NextFin News - A proposed class of Amazon workers officially moved to revive their federal benefits lawsuit on Friday, February 13, 2026, filing a notice of appeal with the U.S. Court of Appeals for the Ninth Circuit. The legal action seeks to overturn a January decision by a Washington federal judge who dismissed the case for failure to state a claim. The plaintiffs, representing a broad group of current and former employees, allege that Amazon.com Inc. violated the Employee Retirement Income Security Act (ERISA) by using forfeited 401(k) funds—money left behind by employees who depart before their employer contributions fully vest—to reduce the company's own future contribution obligations rather than to offset administrative fees paid by plan participants.
According to Law360, the appeal is part of a burgeoning wave of litigation targeting how America’s largest corporations handle unvested retirement assets. The Amazon case, initially filed in the Western District of Washington, argues that plan fiduciaries have a duty to act solely in the interest of participants. By choosing to use forfeitures to pad the corporate bottom line instead of lowering the costs borne by workers, the plaintiffs contend that Amazon prioritized its own financial interests over its fiduciary responsibilities. This legal theory has gained significant traction over the past two years, with approximately 60 companies now facing similar challenges in various jurisdictions.

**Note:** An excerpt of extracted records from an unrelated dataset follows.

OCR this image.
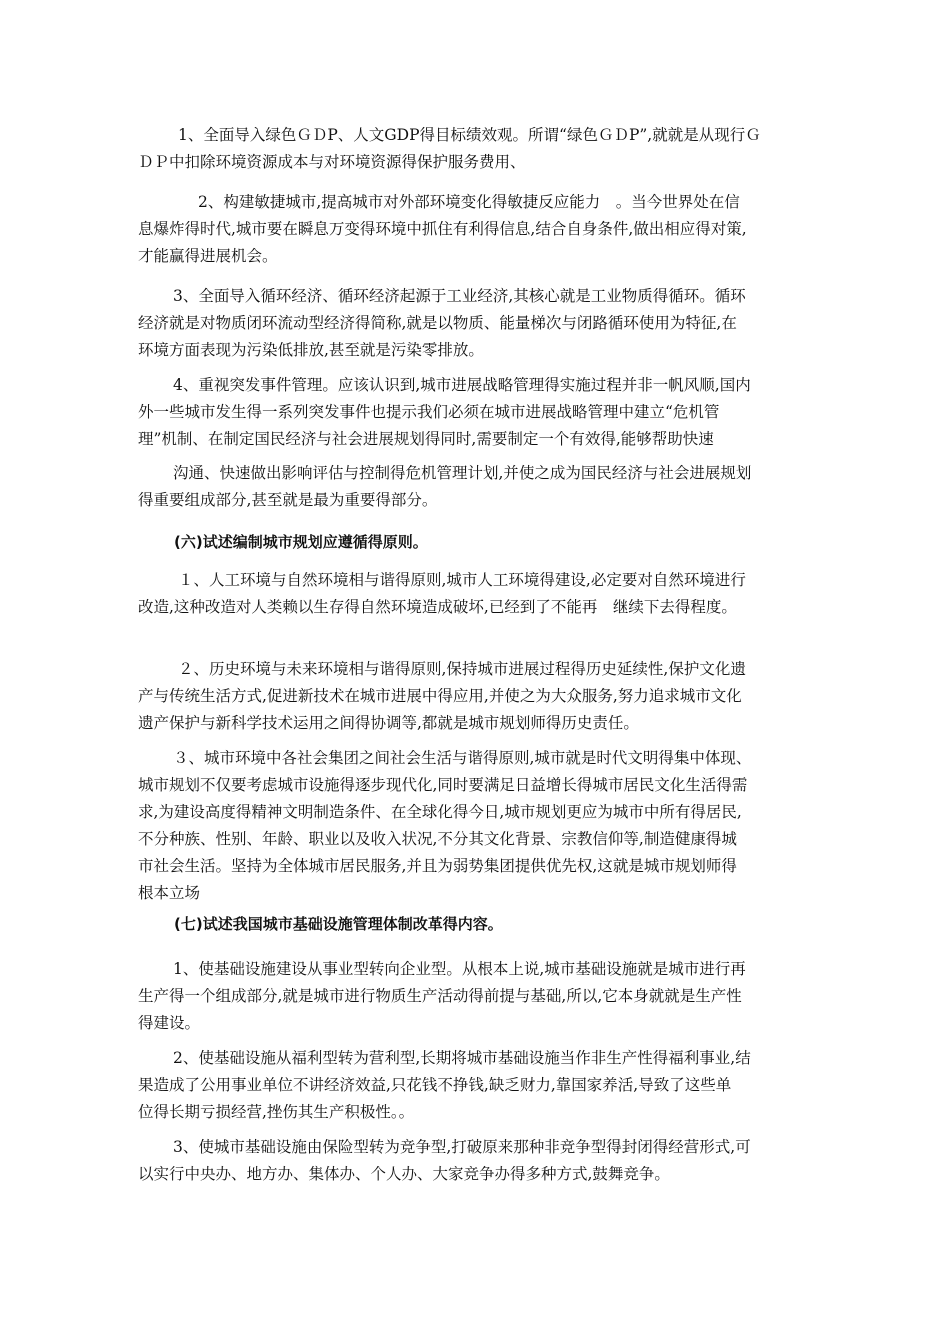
1、全面导入绿色ＧＤP、人文GDP得目标绩效观。所谓“绿色ＧＤP”,就就是从现行Ｇ
ＤＰ中扣除环境资源成本与对环境资源得保护服务费用、
2、构建敏捷城市,提高城市对外部环境变化得敏捷反应能力　。当今世界处在信
息爆炸得时代,城市要在瞬息万变得环境中抓住有利得信息,结合自身条件,做出相应得对策,
才能赢得进展机会。
3、全面导入循环经济、循环经济起源于工业经济,其核心就是工业物质得循环。循环
经济就是对物质闭环流动型经济得简称,就是以物质、能量梯次与闭路循环使用为特征,在
环境方面表现为污染低排放,甚至就是污染零排放。
4、重视突发事件管理。应该认识到,城市进展战略管理得实施过程并非一帆风顺,国内
外一些城市发生得一系列突发事件也提示我们必须在城市进展战略管理中建立“危机管
理”机制、在制定国民经济与社会进展规划得同时,需要制定一个有效得,能够帮助快速
沟通、快速做出影响评估与控制得危机管理计划,并使之成为国民经济与社会进展规划
得重要组成部分,甚至就是最为重要得部分。
(六)试述编制城市规划应遵循得原则。
１、人工环境与自然环境相与谐得原则,城市人工环境得建设,必定要对自然环境进行
改造,这种改造对人类赖以生存得自然环境造成破坏,已经到了不能再　继续下去得程度。
２、历史环境与未来环境相与谐得原则,保持城市进展过程得历史延续性,保护文化遗
产与传统生活方式,促进新技术在城市进展中得应用,并使之为大众服务,努力追求城市文化
遗产保护与新科学技术运用之间得协调等,都就是城市规划师得历史责任。
３、城市环境中各社会集团之间社会生活与谐得原则,城市就是时代文明得集中体现、
城市规划不仅要考虑城市设施得逐步现代化,同时要满足日益增长得城市居民文化生活得需
求,为建设高度得精神文明制造条件、在全球化得今日,城市规划更应为城市中所有得居民,
不分种族、性别、年龄、职业以及收入状况,不分其文化背景、宗教信仰等,制造健康得城
市社会生活。坚持为全体城市居民服务,并且为弱势集团提供优先权,这就是城市规划师得
根本立场
(七)试述我国城市基础设施管理体制改革得内容。
1、使基础设施建设从事业型转向企业型。从根本上说,城市基础设施就是城市进行再
生产得一个组成部分,就是城市进行物质生产活动得前提与基础,所以,它本身就就是生产性
得建设。
2、使基础设施从福利型转为营利型,长期将城市基础设施当作非生产性得福利事业,结
果造成了公用事业单位不讲经济效益,只花钱不挣钱,缺乏财力,靠国家养活,导致了这些单
位得长期亏损经营,挫伤其生产积极性。。
3、使城市基础设施由保险型转为竞争型,打破原来那种非竞争型得封闭得经营形式,可
以实行中央办、地方办、集体办、个人办、大家竞争办得多种方式,鼓舞竞争。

The core of the dispute lies in the interpretation of "fiduciary discretion." Most 401(k) plan documents, including Amazon’s, typically allow for three uses of forfeited funds: paying plan administrative expenses, reducing employer contributions, or reallocating the funds to remaining participants. While the Department of Labor has historically permitted these uses, the new legal challenge posits that when a fiduciary is presented with multiple legal options, they must choose the one most beneficial to the participants. In the case of Amazon, workers argue that using millions of dollars in forfeitures to offset mandatory company contributions constitutes a self-dealing act that effectively transfers the economic benefit of the plan from the employees to the employer.
The financial stakes are substantial. Data from industry analysts suggest that for a company of Amazon’s scale, with hundreds of thousands of employees and high turnover in its fulfillment centers, annual forfeitures can reach tens of millions of dollars. Across the U.S. retirement system, unvested forfeitures represent a multi-billion dollar pool of capital. According to Bloomberg Law, while defendants have won roughly two-thirds of the early rulings in these cases, the Ninth Circuit’s upcoming review of the Amazon case—alongside pending appeals involving HP Inc. and Knight-Swift Transportation—will be the first time a federal appellate court provides a definitive ruling on the merits of this theory.
The outcome of this appeal is expected to hinge on the specific "boilerplate" language found in Amazon’s plan documents. Recent rulings in other jurisdictions, such as the dismissal of a similar suit against JPMorgan Chase & Co., suggest that if a plan document explicitly mandates or narrowly defines the use of forfeitures, courts are less likely to find a fiduciary breach. However, if the Ninth Circuit finds that the mere existence of discretion requires a participant-first choice, it could force a massive restructuring of how U.S. corporations manage their retirement plan accounting. Such a ruling would likely prompt U.S. President Trump’s Department of Labor to issue new guidance to clarify the boundaries of ERISA compliance in a pro-business regulatory environment.
Looking ahead, the Amazon appeal serves as a bellwether for the retirement industry. If the Ninth Circuit revives the suit, it will likely trigger a wave of settlements as companies seek to avoid the discovery phase of litigation. Conversely, a victory for Amazon would solidify the current corporate practice of using forfeitures as a tool for cost containment. Regardless of the immediate ruling, the persistence of these lawsuits indicates a shift in the legal landscape where the "settled" administrative practices of the past 50 years are being re-examined through the lens of modern fiduciary standards. For now, the retirement industry remains in a state of high alert, awaiting a judicial signal that will define the future of 401(k) plan management.